St. Johnston was the son of Edward Cocks Johnston. He was educated at Cheltenham College and the University of Birmingham, before studying law at Middle Temple and medicine at Westminster Hospital. He became a Member of the Royal College of Surgeons and a Licentiate of the Royal College of Physicians. He worked briefly for the Local Government Board in 1906 before joining the Colonial Service the following year.

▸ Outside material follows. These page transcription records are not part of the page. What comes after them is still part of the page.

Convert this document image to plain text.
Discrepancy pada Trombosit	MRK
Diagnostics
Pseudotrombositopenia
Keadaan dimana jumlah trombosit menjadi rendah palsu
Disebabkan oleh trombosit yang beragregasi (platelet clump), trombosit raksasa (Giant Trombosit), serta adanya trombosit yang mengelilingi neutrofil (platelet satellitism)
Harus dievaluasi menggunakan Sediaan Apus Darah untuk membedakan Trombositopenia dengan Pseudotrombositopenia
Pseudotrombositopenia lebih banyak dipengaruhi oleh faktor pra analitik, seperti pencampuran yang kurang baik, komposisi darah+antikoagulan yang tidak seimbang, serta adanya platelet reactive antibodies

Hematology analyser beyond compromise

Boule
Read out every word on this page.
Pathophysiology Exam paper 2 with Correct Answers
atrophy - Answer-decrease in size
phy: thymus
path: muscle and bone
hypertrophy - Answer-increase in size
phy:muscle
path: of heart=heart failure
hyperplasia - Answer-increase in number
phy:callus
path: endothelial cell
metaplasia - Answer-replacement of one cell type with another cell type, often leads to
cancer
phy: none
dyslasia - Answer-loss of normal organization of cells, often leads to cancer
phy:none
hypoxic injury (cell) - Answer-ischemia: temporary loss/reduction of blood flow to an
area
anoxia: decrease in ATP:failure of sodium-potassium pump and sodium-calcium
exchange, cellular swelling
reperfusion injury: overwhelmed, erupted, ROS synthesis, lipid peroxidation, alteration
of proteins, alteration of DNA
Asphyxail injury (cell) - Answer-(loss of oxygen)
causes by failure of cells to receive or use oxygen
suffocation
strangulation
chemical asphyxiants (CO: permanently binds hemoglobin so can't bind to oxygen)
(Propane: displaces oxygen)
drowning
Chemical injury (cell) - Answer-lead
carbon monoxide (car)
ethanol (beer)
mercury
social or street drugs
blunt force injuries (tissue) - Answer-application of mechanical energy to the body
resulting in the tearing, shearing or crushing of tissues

Between 1907 and 1917 he worked in various administrative roles in Fiji, before being seconded for service in the First World War and attached to the War Office as a Royal Army Medical Corps officer.[1] In 1919 he was posted to the Falkland Islands as colonial secretary. St. Johnston was then colonial secretary in the Leeward Islands from 1920 to 1925, and was posted to Dominica, Antigua and Saint Kitts and Nevis between 1925 and 1929.[2] He was governor of the Leeward Islands from 1929 until his retirement in 1936.[3] He was made a Knight Commander of the Order of St Michael and St George in the 1931 Birthday Honours.[4] During the Second World War he returned to military duties and joined the Ministry of Supply in 1942.
In 1906 he married Alice Lethbridge. St. Johnston was the author of sixteen books.
References
- "No. 30231". The London Gazette (Supplement). 14 August 1917. p. 8297.
- "No. 33049". The London Gazette. 22 May 1925. p. 3444.
- "No. 33520". The London Gazette. 26 July 1929. p. 4926.
- "No. 33722". The London Gazette (Supplement). 2 June 1931. p. 3627.